The boy’s heart beat with excitement—this man and his subjects were only a few miles away.
“He didn’t favor me with a personal call,” continued Captain Bassett, “but I didn’t stand on ceremony. From what I had heard of the old man, he had a wonderful influence on hard working, honest colored men, and I didn’t care to have him hanging around the bay. He arrived about sundown, and when I rowed up to the side of his boat, I decided not to go aboard. The fish-cleaning shed at the market in Nassau was perfume compared to the hold of Cajou’s old hulk.
“By right, I had no control over the vicinity, but I had plenty of help with me, and I stayed only long enough to tell the king that I’d kick a hole into the bottom of his boat if he wasn’t gone by morning. He left all right, sometime in the night, one of my crews of three blacks with him. As that was their own business, I had to stand it.”

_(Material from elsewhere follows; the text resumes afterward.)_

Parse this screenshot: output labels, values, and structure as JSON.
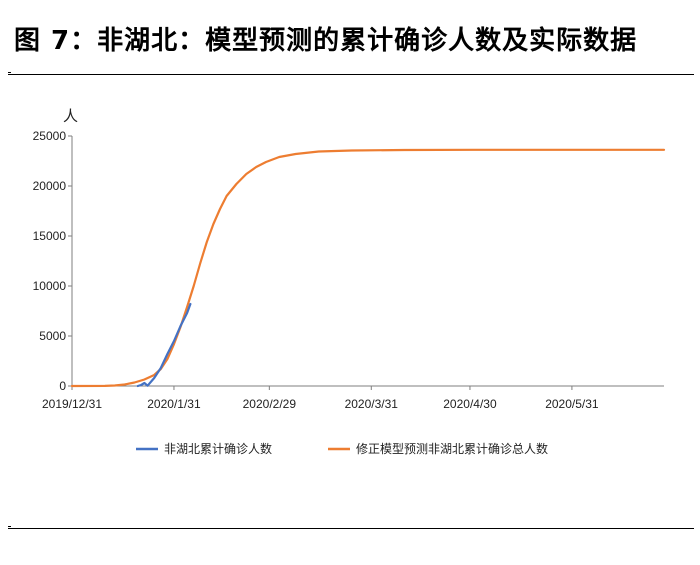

The boy sighed. He had expected a dramatic clash.
“That was only the prelude,” went on the Englishman. “Three weeks later, when I had reached home again, my pearl bag not much heavier than when I set out, I learned something more. I had been near fortune and just missed it. Two days before Cajou visited our mooring, one of my crews had made the find I had been awaiting for years. The great pink pearl had been found, and the usual thing happened. My men turned conspirators and thieves and concealed it.”
Andy sprang to his feet.
“And that’s how Cajou got it?”
“Precisely. One of the men confessed. The savage but clever Cajou probably got his charms working—like as not did it in all pearl fleets he could find. Anyway, he got three of my men, and you can be sure he got the pearl.”
“What’d you do?” asked the boy eagerly.